For those who don’t understand the symbols of Orthodoxy, its transference of that symbolism onto physical reality, what translates to the eye as a lot of heavy-draped pilgrims trekking miles to bow to a dead body, might seem like “spookism” as an unwitting onlooker remarked. “Spookism” just might be holiness and when a secular person comes into the presence of the holy, it might give them “the creeps” but for a faithful pilgrim, the bodies of the dead become like seeds waiting to germ into eternal life. When you understand the what and why of what you see and do and come to terms with the symbols, what scared you becomes your comfort.
Indeed, I spent many hours by the open casket of St. John Maximovitch. Here before my eyes lay his body but when I looked up into the famous icon painted of Him over his coffin, I felt the truth of the Resurrection.
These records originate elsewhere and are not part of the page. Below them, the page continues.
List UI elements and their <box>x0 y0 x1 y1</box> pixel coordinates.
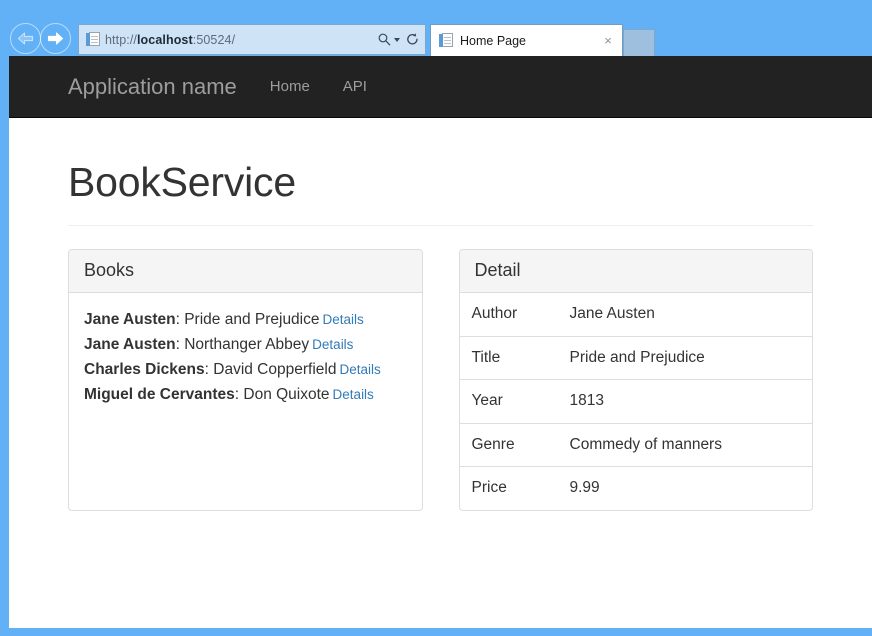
table-row: Title Pride and Prejudice <box>460 336 813 380</box>
list-item: Jane Austen: Northanger AbbeyDetails <box>84 332 407 357</box>
detail-label-title: Title <box>460 336 558 380</box>
browser-chrome: http://localhost:50524/ <box>0 0 872 56</box>
detail-value-title: Pride and Prejudice <box>558 336 813 380</box>
tab-home-page[interactable]: Home Page × <box>430 24 623 56</box>
url-host: localhost <box>137 33 193 47</box>
detail-value-genre: Commedy of manners <box>558 423 813 467</box>
navbar-links: Home API <box>270 79 367 94</box>
url-scheme: http:// <box>105 33 137 47</box>
table-row: Price 9.99 <box>460 467 813 510</box>
book-title: Don Quixote <box>243 386 329 403</box>
books-panel: Books Jane Austen: Pride and Prejudice De… <box>68 249 423 511</box>
books-list: Jane Austen: Pride and PrejudiceDetails … <box>84 307 407 407</box>
book-title: Northanger Abbey <box>184 336 309 353</box>
book-separator: : <box>176 336 185 353</box>
detail-label-price: Price <box>460 467 558 510</box>
detail-panel: Detail Author Jane Austen Title Pride an… <box>459 249 814 511</box>
magnifier-glyph <box>378 33 391 46</box>
page-title: BookService <box>68 160 813 205</box>
books-panel-body: Jane Austen: Pride and PrejudiceDetails … <box>69 293 422 427</box>
detail-panel-title: Detail <box>475 260 521 280</box>
book-author: Jane Austen <box>84 311 176 328</box>
book-author: Jane Austen <box>84 336 176 353</box>
table-row: Genre Commedy of manners <box>460 423 813 467</box>
title-divider <box>68 225 813 226</box>
nav-link-home[interactable]: Home <box>270 79 310 94</box>
list-item: Charles Dickens: David CopperfieldDetail… <box>84 357 407 382</box>
refresh-glyph <box>406 33 419 47</box>
book-details-link[interactable]: Details <box>333 387 374 402</box>
detail-label-author: Author <box>460 293 558 336</box>
book-separator: : <box>176 311 185 328</box>
url-text: http://localhost:50524/ <box>105 33 375 47</box>
url-path: :50524/ <box>193 33 235 47</box>
forward-arrow-icon <box>47 32 64 45</box>
page-viewport: Application name Home API BookService Bo… <box>9 56 872 628</box>
navbar-brand[interactable]: Application name <box>68 76 237 98</box>
book-details-link[interactable]: Details <box>339 362 380 377</box>
nav-link-api[interactable]: API <box>343 79 367 94</box>
address-bar[interactable]: http://localhost:50524/ <box>78 24 426 55</box>
book-title: David Copperfield <box>213 361 336 378</box>
detail-table: Author Jane Austen Title Pride and Preju… <box>460 293 813 510</box>
book-details-link[interactable]: Details <box>323 312 364 327</box>
book-author: Miguel de Cervantes <box>84 386 235 403</box>
chevron-down-icon[interactable] <box>394 38 400 42</box>
detail-value-author: Jane Austen <box>558 293 813 336</box>
tab-document-icon <box>439 33 453 49</box>
back-arrow-icon <box>17 32 34 45</box>
book-author: Charles Dickens <box>84 361 205 378</box>
detail-value-price: 9.99 <box>558 467 813 510</box>
tab-title: Home Page <box>460 34 600 48</box>
panels-row: Books Jane Austen: Pride and PrejudiceDe… <box>68 249 813 511</box>
detail-panel-heading: Detail <box>460 250 813 293</box>
detail-label-genre: Genre <box>460 423 558 467</box>
list-item: Jane Austen: Pride and Prejudice Details <box>84 307 407 332</box>
back-button[interactable] <box>10 23 41 54</box>
forward-button[interactable] <box>40 23 71 54</box>
book-details-link[interactable]: Details <box>312 337 353 352</box>
books-panel-title: Books <box>84 260 134 280</box>
new-tab-button[interactable] <box>623 29 655 56</box>
page-document-icon <box>86 32 100 48</box>
browser-window: http://localhost:50524/ <box>0 0 872 636</box>
tab-strip: Home Page × <box>430 24 655 56</box>
book-title: Pride and Prejudice <box>184 311 319 328</box>
book-separator: : <box>205 361 214 378</box>
refresh-icon[interactable] <box>403 29 421 51</box>
detail-label-year: Year <box>460 380 558 424</box>
search-icon[interactable] <box>375 29 393 51</box>
table-row: Author Jane Austen <box>460 293 813 336</box>
close-icon[interactable]: × <box>600 33 616 49</box>
site-navbar: Application name Home API <box>9 56 872 118</box>
page-container: BookService Books Jane Austen: Pride and… <box>9 160 872 511</box>
table-row: Year 1813 <box>460 380 813 424</box>
detail-value-year: 1813 <box>558 380 813 424</box>
list-item: Miguel de Cervantes: Don QuixoteDetails <box>84 382 407 407</box>
books-panel-heading: Books <box>69 250 422 293</box>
Those who die, our loved ones, those loved of God, they might act like the glue of the One Church. I am sure I can visit the Church of Shanghai dedicated to St. John Maximovitch and find affinity with his presence and with my fellow brethren as I do in the church in America.
So here lies the mystery of death in the bones of our saintly dead, that death serves as a reminder for our own striving toward holiness, that it serves as a reminder for appreciating the days we have in the land of the living, that it serves as a peephole into the unfolding greater mysteries of eternal life to come.
Glory be to God in His Saints! Holy Heirarch Father John pray to God for us.